Here a review of Bayes' Theorem and its application to remind us how estimations from small samples (even a million tests) are extremely inaccurate: 

P(A|B) = P(Covid|Test) = P(Test|Covid) * P(Covid) / P(Test) =
  0.99 * 0.01 / (P(Test|Covid)*P(Covid) + P(Test|~Covid)*P(~Covid)) =
  0.99 * 0.01 / (0.99*0.01 + 0.01*0.99) = 0.5

This question is on every MCAT exam but doctors forget it as soon as they begin practicing.
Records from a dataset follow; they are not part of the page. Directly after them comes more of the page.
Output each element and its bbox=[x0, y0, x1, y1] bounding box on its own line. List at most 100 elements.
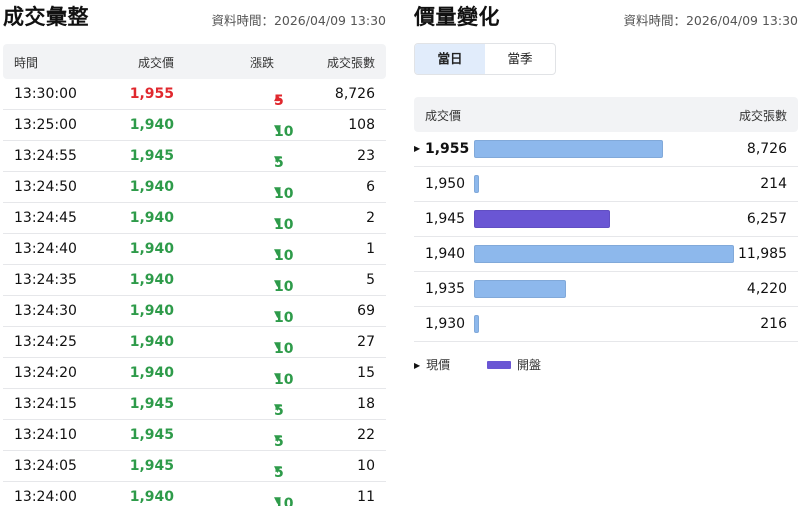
volume-bar bbox=[474, 245, 734, 263]
row-volume: 8,726 bbox=[746, 141, 787, 157]
row-time: 13:25:00 bbox=[14, 117, 77, 133]
row-price: 1,940 bbox=[129, 241, 174, 257]
row-time: 13:24:15 bbox=[14, 396, 77, 412]
triangle-down-icon: ▼ bbox=[274, 341, 281, 351]
row-volume: 22 bbox=[357, 427, 375, 443]
col-price: 成交價 bbox=[137, 56, 174, 70]
legend-open: 開盤 bbox=[487, 356, 541, 373]
table-row: 13:24:45 1,940 ▼ 10 2 bbox=[3, 203, 386, 234]
triangle-up-icon: ▲ bbox=[274, 93, 281, 103]
row-change-value: 10 bbox=[274, 341, 294, 357]
row-time: 13:24:30 bbox=[14, 303, 77, 319]
price-volume-header: 價量變化 資料時間：2026/04/09 13:30 bbox=[414, 0, 798, 40]
table-row: 13:24:35 1,940 ▼ 10 5 bbox=[3, 265, 386, 296]
table-row: 13:24:40 1,940 ▼ 10 1 bbox=[3, 234, 386, 265]
row-volume: 11 bbox=[357, 489, 375, 505]
legend-current-label: 現價 bbox=[426, 358, 451, 372]
row-volume: 6 bbox=[366, 179, 375, 195]
row-volume: 11,985 bbox=[738, 246, 787, 262]
row-volume: 10 bbox=[357, 458, 375, 474]
triangle-down-icon: ▼ bbox=[274, 217, 281, 227]
volume-chart: ▶ 1,955 8,726 1,950 214 1,945 6,257 1,940 11,985… bbox=[414, 132, 798, 342]
row-time: 13:24:05 bbox=[14, 458, 77, 474]
price-volume-row: 1,945 6,257 bbox=[414, 202, 798, 237]
row-price: 1,955 bbox=[425, 141, 470, 157]
table-row: 13:30:00 1,955 ▲ 5 8,726 bbox=[3, 79, 386, 110]
volume-bar bbox=[474, 315, 479, 333]
price-volume-title: 價量變化 bbox=[414, 5, 500, 29]
triangle-down-icon: ▼ bbox=[274, 310, 281, 320]
row-price: 1,945 bbox=[425, 211, 466, 227]
row-change-value: 10 bbox=[274, 496, 294, 506]
row-time: 13:24:20 bbox=[14, 365, 77, 381]
trade-table-header: 時間 成交價 漲跌 成交張數 bbox=[3, 44, 386, 79]
row-change-value: 10 bbox=[274, 279, 294, 295]
triangle-down-icon: ▼ bbox=[274, 403, 281, 413]
volume-bar bbox=[474, 175, 479, 193]
row-change-value: 5 bbox=[274, 403, 284, 419]
row-price: 1,935 bbox=[425, 281, 466, 297]
trade-summary-panel: 成交彙整 資料時間：2026/04/09 13:30 時間 成交價 漲跌 成交張… bbox=[3, 0, 386, 506]
price-volume-row: 1,935 4,220 bbox=[414, 272, 798, 307]
current-price-marker-icon: ▶ bbox=[414, 144, 421, 153]
table-row: 13:25:00 1,940 ▼ 10 108 bbox=[3, 110, 386, 141]
price-volume-row: 1,940 11,985 bbox=[414, 237, 798, 272]
row-volume: 15 bbox=[357, 365, 375, 381]
row-volume: 4,220 bbox=[746, 281, 787, 297]
row-price: 1,940 bbox=[129, 365, 174, 381]
row-price: 1,940 bbox=[129, 272, 174, 288]
row-change-value: 10 bbox=[274, 186, 294, 202]
row-volume: 6,257 bbox=[746, 211, 787, 227]
row-change-value: 5 bbox=[274, 93, 284, 109]
row-time: 13:24:55 bbox=[14, 148, 77, 164]
table-row: 13:24:25 1,940 ▼ 10 27 bbox=[3, 327, 386, 358]
row-price: 1,940 bbox=[129, 210, 174, 226]
row-price: 1,940 bbox=[129, 303, 174, 319]
triangle-down-icon: ▼ bbox=[274, 496, 281, 506]
row-price: 1,955 bbox=[129, 86, 174, 102]
legend-current: ▶ 現價 bbox=[414, 356, 450, 373]
col-price: 成交價 bbox=[425, 109, 462, 123]
col-change: 漲跌 bbox=[249, 56, 274, 70]
col-volume: 成交張數 bbox=[738, 109, 787, 123]
table-row: 13:24:00 1,940 ▼ 10 11 bbox=[3, 482, 386, 506]
price-volume-row: ▶ 1,955 8,726 bbox=[414, 132, 798, 167]
trade-summary-header: 成交彙整 資料時間：2026/04/09 13:30 bbox=[3, 0, 386, 40]
row-change-value: 10 bbox=[274, 372, 294, 388]
trade-table-body: 13:30:00 1,955 ▲ 5 8,726 13:25:00 1,940 ▼ 10 108 1… bbox=[3, 79, 386, 506]
triangle-down-icon: ▼ bbox=[274, 155, 281, 165]
row-price: 1,945 bbox=[129, 427, 174, 443]
row-price: 1,940 bbox=[129, 334, 174, 350]
price-volume-timestamp: 資料時間：2026/04/09 13:30 bbox=[623, 13, 798, 28]
row-change-value: 5 bbox=[274, 155, 284, 171]
table-row: 13:24:05 1,945 ▼ 5 10 bbox=[3, 451, 386, 482]
row-time: 13:24:35 bbox=[14, 272, 77, 288]
price-volume-row: 1,930 216 bbox=[414, 307, 798, 342]
row-price: 1,950 bbox=[425, 176, 466, 192]
volume-bar bbox=[474, 280, 566, 298]
volume-table-header: 成交價 成交張數 bbox=[414, 97, 798, 132]
triangle-down-icon: ▼ bbox=[274, 248, 281, 258]
tab-today[interactable]: 當日 bbox=[415, 44, 485, 74]
triangle-down-icon: ▼ bbox=[274, 186, 281, 196]
row-volume: 8,726 bbox=[334, 86, 375, 102]
row-volume: 23 bbox=[357, 148, 375, 164]
row-price: 1,940 bbox=[129, 117, 174, 133]
row-volume: 216 bbox=[760, 316, 787, 332]
row-time: 13:30:00 bbox=[14, 86, 77, 102]
row-time: 13:24:40 bbox=[14, 241, 77, 257]
row-time: 13:24:00 bbox=[14, 489, 77, 505]
row-time: 13:24:50 bbox=[14, 179, 77, 195]
triangle-down-icon: ▼ bbox=[274, 124, 281, 134]
row-price: 1,940 bbox=[425, 246, 466, 262]
table-row: 13:24:30 1,940 ▼ 10 69 bbox=[3, 296, 386, 327]
row-volume: 69 bbox=[357, 303, 375, 319]
row-volume: 18 bbox=[357, 396, 375, 412]
row-price: 1,940 bbox=[129, 489, 174, 505]
row-change-value: 5 bbox=[274, 434, 284, 450]
row-price: 1,945 bbox=[129, 458, 174, 474]
row-price: 1,945 bbox=[129, 396, 174, 412]
table-row: 13:24:15 1,945 ▼ 5 18 bbox=[3, 389, 386, 420]
tab-quarter[interactable]: 當季 bbox=[507, 51, 533, 66]
row-volume: 214 bbox=[760, 176, 787, 192]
continuous delivery oppa gitops style!

Back in 2017, Alexis Richardson coined the term "GitOps" to describe operations by pull requests.  Now, the container solutions folks have written a fun evaluation of FluxCD, ArgoCD and Jenkins-X to compare continuous delivery pipelines in what they call "GitOps Style."  Oppa gitops style! GitOps Style can be summarized by these rules:
  1. Store all Kubernetes resource configuration in Git
  2. Use only pull requests to modify resources on that Git repo
  3. Once Git is modified, apply changes to the cluster immediately and fully automated
  4. If the actual state drifts from the desired state, either correct it or alert operators about it
The authors restrict their analysis to containerized kubernetes-managed environments.  But the principles apply broadly.

Sunday, May 3, 2020

Genghis Khan and the Quest for G-d by Jack Weatherford


Dense and well-researched, mildly interesting, interesting revelations and bizarre twists. 3/5 Stars.

Friday, May 1, 2020

Good news about vaccine development


(click image to enlarge)

ArsTech published a great round-up of the 102 vaccine candidates' progress today and Bill Gates wrote up some details about how quickly we are moving. In broader terms, the capability these efforts enable will be re-used in the future as we enhance the health of all humans to treat and contain infectious disease.

Martin Fowler on Branching strategies in software


Martin Fowler wrote a fantastic explanation of the best patters for successful merging strategies, including my favorite short-lived feature branches pattern. Make sure to skim this one!